La campaña del Congreso la lidera Rahul Gandhi, hijo de Rajiv, primer ministro asesinado, y nieto de Indira, primera ministra asesinada. Su reto es enorme, pues no será fácil remontar los resultados electorales de la última elección general, que no le dieron más del 20% de los votos. Y las encuestas indican que de poco le ha servido hasta ahora anunciar todo lo que, bajo su dirección, podría hacer el Estado por los sectores populares en mayor desventaja. 

Según las mismas encuestas, parece existir preferencia por el emprendimiento y una forma liberal de acción del Estado, en lugar de esperar, como ya lo hicieron durante muchos años, la providencia de gobiernos benefactores comprometidos a dedicar esfuerzos para “arreglar a domicilio” los problemas de la gente. 

Salvo milagros, difíciles de conseguir, el Partido del Congreso parece condenado a continuar su travesía por el desierto y obligado a hacer una lectura diferente del proceso histórico de la India.

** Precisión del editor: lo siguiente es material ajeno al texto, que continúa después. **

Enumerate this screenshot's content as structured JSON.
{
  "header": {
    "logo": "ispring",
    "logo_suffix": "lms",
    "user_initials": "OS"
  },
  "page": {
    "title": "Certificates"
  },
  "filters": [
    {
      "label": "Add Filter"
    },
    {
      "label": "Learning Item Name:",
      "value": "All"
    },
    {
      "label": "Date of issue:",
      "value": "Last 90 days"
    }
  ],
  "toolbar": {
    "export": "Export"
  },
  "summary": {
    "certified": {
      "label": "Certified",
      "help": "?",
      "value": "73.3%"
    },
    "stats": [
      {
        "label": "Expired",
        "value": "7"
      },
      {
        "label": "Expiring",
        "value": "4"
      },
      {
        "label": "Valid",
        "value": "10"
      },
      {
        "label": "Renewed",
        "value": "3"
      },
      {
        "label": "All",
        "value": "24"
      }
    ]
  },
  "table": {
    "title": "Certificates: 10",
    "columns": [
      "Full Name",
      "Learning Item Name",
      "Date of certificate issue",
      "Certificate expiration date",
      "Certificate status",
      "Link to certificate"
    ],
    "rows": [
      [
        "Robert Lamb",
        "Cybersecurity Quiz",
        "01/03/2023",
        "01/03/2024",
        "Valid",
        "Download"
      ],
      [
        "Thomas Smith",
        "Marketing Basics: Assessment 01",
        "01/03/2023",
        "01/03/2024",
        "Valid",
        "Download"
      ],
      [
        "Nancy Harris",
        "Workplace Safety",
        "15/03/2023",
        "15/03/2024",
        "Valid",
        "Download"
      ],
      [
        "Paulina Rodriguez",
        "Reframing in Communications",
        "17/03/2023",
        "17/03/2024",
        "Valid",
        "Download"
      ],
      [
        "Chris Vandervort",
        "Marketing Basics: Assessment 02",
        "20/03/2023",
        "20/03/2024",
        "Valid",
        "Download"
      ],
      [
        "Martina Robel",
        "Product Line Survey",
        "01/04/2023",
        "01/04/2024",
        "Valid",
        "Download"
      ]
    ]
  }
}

Si bien su proyecto fue válido en las etapas iniciales de la vida independiente, ahora debe concebir uno idóneo para gobernar un país convertido, con su contribución fundacional, en potencia reconocida. 

A pesar de esa perspectiva de largo plazo, en el escenario aparece ahora una oportunidad política importante de promoción democrática para el Partido del Congreso. Algo que le permite contrarrestar la actitud discriminatoria del flamante, eufórico y liviano de palabra primer ministro, que reitera el precedente de discriminar entre los ciudadanos de la nación democrática que gobierna, como lo hace contra los musulmanes. 

En el fragor de la campaña, el primer ministro no dudó en decir el domingo que “los musulmanes son infiltrados que se apoderarían de la riqueza de la India, si el Partido del Congreso llega al poder”.  Esa afirmación, que se suma al caudal de expresiones destinadas a poner en duda la nacionalidad india de los musulmanes, quienes “vendrán por las esposas e hijas de los hindúes”, constituye una mancha grave en las credenciales democráticas de Narendra Modi. 

Semejante posición, respecto de uno de los componentes de su propia nación, le pone en el listado de “caudillos” de opereta, como los hay en África y ahora en América Latina, que resuelven gobernar solo para el segmento de la población que pertenece a su partido y proscriben al resto, como si fuera su potestad, ejercida con arbitrariedad, proclamar semejante “apartheid”, con lo cual ponen en evidencia su condición de falsos demócratas. 

Si a pesar de su gestión de gobernante liberal en materia económica, el primer ministro insiste en ese tipo de posturas discriminatorias, no solamente estará sembrando las semillas de la discordia nacional, que no le corresponde cultivar a ningún gobernante responsable, sino que puede llevar a una confrontación que arruinaría los méritos de “la democracia más grande del mundo”.